Retrouvez le discours d’Emmanuel Macron en vidéo
Cette clarification, au milieu d’un discours de près de deux heures, annonce donc la poursuite du bras de fer engagé entre les généraux qui ont pris le pouvoir au Niger au début août, et son ancienne puissance coloniale qui maintient sur place un contingent de 1 500 soldats déployés à la demande du gouvernement légitime pour lutter contre le terrorisme au Sahel. La réponse de la junte a d'ailleurs été immédiate: coupure prochaine de l'eau, de l'électricité et de l'approvisionnement en nourriture des installations françaises.
Ce bras de fer, Emmanuel Macron en a dénoncé les rouages télécommandés: Moscou, via la milice Wagner désormais orpheline de son chef Evgueni Prigojine. Le président s’est bien gardé d’accuser nommément la Russie. Mais les coupables sont pour lui bien identifiés: «Le sentiment anti-francais est manipulé par les réseaux néo-impérialistes. Nous avons une difficulté qui est notre passé. Mais 70% de ce continent est né après les décolonisations. On ne doit pas tomber dans la facilité d’un postcolonialisme.»
Des mots que l’actualité au Gabon, pays longtemps protégé de la France, illustrent aussi: le résultat de l’élection présidentielle y est en ce moment même contesté. L’internet vient d’y être suspendu, et un couvre-feu a été décrété.
En plus de la confrontation sur le terrain, au Niger, la France est régulièrement l’objet d’attaques sur les réseaux sociaux.

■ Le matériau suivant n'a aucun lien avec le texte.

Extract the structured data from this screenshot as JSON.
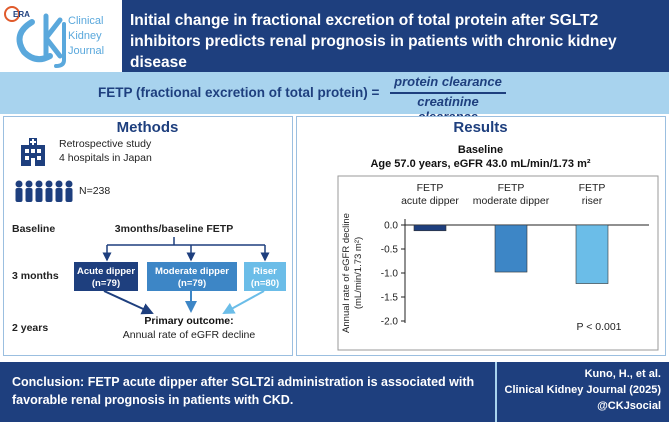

La Suissesse Nathalie Yamb, très influente sur internet et interdite de séjour en France, fait partie de ces influenceurs africains qui dénoncent dès qu’ils le peuvent les agissements réels ou fantasmés de Paris.
Réponse d’Emmanuel Macron: «Il faut renforcer le lien avec la société civile, avec les oppositions et les forces vives. Nous avions en Afrique un dispositif trop associé à ceux qui sont au pouvoir. On n’a pas vu la société bouger. Quand je vois les montants d’investissements solidaires, ce n’est pas acceptable.»
Ce qui ne signifie pas la fin des coopérations militaires dont Emmanuel Macron a rappelé qu’elles sont le fruit d’accords avec des États qui, sans l’appui de la France, auraient disparu. «Il n’y aurait plus de Burkina Faso, de Mali, de Niger dans leurs frontières actuelles si nous n’étions pas intervenus» a-t-il redit. Le Bénin et le Kenya ont été cités comme partenaires africains avec lesquels la France entend à l’avenir davantage se rapprocher.
Une relation à réinventer
Quels leviers pour une relation réinventée avec l’Afrique francophone, cet ex-précarré longtemps surnommé «Françafrique»?Emmanuel Macron croit toujours dans sa recette à base de coopération culturelle, d’aide aux diasporas, d’investissements et de formation, y compris sur le plan militaire.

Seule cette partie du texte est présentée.